第三者からすれば、この一連の行為は私たちの任務遂行の阻害として見れるんじゃないかしら?

ヴィクトリア兵
ヴィクトリア兵

私にそれを答えられる権限はありません、中尉。

ホルン
ホルン

構わないわ、聞く耳さえ持っていれば。

ホルン
ホルン

言ったはずよ、今回窃盗された源石製品の数量は少なくない、武装すれば小型の町の軍隊を攻め落とすことだって十分だわ、それか中型の移動都市の履帯を切断するこも可能よ。

ホルン
ホルン

その源石製品を手に入れようとしてる人たちが誰だかわかる?

ホルン
ホルン

普通の盗人はこんなもの必要ないわ、リターンが少なすぎるもの。
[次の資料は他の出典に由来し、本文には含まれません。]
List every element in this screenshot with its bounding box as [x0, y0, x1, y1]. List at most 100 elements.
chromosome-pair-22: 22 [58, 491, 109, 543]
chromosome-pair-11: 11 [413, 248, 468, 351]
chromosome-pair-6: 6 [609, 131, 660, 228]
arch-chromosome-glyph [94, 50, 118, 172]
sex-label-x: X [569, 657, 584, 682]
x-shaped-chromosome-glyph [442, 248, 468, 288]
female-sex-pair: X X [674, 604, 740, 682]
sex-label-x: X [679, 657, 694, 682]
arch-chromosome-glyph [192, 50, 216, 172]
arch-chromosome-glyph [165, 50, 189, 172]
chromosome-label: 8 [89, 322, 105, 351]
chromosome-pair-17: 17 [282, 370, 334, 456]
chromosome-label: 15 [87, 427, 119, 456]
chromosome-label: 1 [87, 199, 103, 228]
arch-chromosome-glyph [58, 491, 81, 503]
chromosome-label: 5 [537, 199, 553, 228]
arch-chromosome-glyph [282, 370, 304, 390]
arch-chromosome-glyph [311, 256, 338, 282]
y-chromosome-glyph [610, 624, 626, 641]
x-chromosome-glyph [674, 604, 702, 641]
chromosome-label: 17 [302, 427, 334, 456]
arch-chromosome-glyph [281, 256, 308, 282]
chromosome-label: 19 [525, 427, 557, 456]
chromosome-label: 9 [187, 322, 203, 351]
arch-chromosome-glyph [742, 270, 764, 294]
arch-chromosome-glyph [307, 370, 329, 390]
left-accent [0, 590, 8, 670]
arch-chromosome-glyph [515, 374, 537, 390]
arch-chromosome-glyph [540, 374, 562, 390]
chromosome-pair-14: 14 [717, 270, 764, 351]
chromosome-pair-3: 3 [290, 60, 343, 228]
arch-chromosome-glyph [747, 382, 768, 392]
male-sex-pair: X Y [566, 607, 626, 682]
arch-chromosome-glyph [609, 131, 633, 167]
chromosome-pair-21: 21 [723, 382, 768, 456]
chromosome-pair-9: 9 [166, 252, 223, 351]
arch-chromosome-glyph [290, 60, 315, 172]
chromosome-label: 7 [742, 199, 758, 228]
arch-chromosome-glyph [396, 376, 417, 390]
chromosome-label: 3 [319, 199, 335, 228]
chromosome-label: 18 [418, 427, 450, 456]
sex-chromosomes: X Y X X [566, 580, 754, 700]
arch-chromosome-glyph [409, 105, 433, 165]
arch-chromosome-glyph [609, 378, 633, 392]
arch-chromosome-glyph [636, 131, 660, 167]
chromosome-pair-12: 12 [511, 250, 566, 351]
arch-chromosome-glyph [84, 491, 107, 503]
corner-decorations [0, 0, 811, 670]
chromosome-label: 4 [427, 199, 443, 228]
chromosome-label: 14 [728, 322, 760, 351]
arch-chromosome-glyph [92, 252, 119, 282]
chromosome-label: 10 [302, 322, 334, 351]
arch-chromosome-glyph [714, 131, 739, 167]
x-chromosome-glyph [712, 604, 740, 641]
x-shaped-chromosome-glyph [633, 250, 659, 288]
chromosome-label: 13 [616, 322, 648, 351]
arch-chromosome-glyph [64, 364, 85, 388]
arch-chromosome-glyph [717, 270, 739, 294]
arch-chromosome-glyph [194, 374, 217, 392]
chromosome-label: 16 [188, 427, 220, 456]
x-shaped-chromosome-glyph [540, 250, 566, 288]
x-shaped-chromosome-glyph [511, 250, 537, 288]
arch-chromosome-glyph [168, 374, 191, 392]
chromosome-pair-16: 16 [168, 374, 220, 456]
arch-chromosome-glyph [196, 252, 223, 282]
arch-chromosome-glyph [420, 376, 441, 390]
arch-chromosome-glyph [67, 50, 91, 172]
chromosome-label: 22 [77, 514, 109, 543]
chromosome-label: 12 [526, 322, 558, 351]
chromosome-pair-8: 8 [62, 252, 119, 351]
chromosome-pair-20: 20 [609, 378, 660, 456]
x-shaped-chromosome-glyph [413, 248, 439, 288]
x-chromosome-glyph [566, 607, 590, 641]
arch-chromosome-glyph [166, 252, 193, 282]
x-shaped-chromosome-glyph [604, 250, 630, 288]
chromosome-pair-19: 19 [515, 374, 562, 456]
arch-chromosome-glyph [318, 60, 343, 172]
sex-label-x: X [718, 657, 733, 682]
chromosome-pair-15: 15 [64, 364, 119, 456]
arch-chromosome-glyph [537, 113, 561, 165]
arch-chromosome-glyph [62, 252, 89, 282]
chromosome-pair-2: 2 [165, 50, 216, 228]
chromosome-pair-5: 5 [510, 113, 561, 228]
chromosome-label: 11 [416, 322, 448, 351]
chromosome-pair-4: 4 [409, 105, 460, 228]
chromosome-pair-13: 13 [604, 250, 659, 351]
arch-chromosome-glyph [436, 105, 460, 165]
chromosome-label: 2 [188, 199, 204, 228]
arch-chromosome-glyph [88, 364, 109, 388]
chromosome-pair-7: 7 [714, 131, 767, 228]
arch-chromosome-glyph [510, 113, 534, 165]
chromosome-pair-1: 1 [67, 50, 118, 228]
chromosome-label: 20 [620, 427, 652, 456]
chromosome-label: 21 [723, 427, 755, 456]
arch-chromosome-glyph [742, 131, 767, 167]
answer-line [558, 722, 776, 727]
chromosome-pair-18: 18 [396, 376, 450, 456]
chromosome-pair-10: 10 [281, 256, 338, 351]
あんな大量のヴィクトリア軍需品よ、クルビアの庇護下にあるサルゴン最大の闇市でさえそれを流そうとは思わないわ。

ホルン
ホルン

じゃあ残りは誰でしょうね?現地で横流しして改造費用を稼いでいる個人の武器商人かしら?けど彼らはそれに興味はないし、やる度胸もないわ。

ホルン
ホルン

あのブツを手にいれようとして、私たちの目から逃れられる人たちなんて、軍の動きに詳しく、訓練された部隊しかいないわ。

ホルン
ホルン

そんな部隊が大量の源石製品を手に入れたとして、何が目的?

ホルン
ホルン

国家転覆かしら、それともロンデニウムから距離を置いて、管理を任されてる財務から金を抜き取り、外部勢力と手を組んで、少しずつ私腹を肥やそうとしてるのかしら?

ヴィクトリア兵
ヴィクトリア兵

中尉……

ホルン
ホルン

そんな焦らないでよ、これはただの根拠ない推測なんだから、何もやることなくただ私を待たせてる誰かさんのおかげでね。

(無線音)

ヴィクトリア兵
ヴィクトリア兵

(声を抑えて通信に応える)

ヴィクトリア兵
ヴィクトリア兵

中尉、大佐がもう間もなく到着されるようです。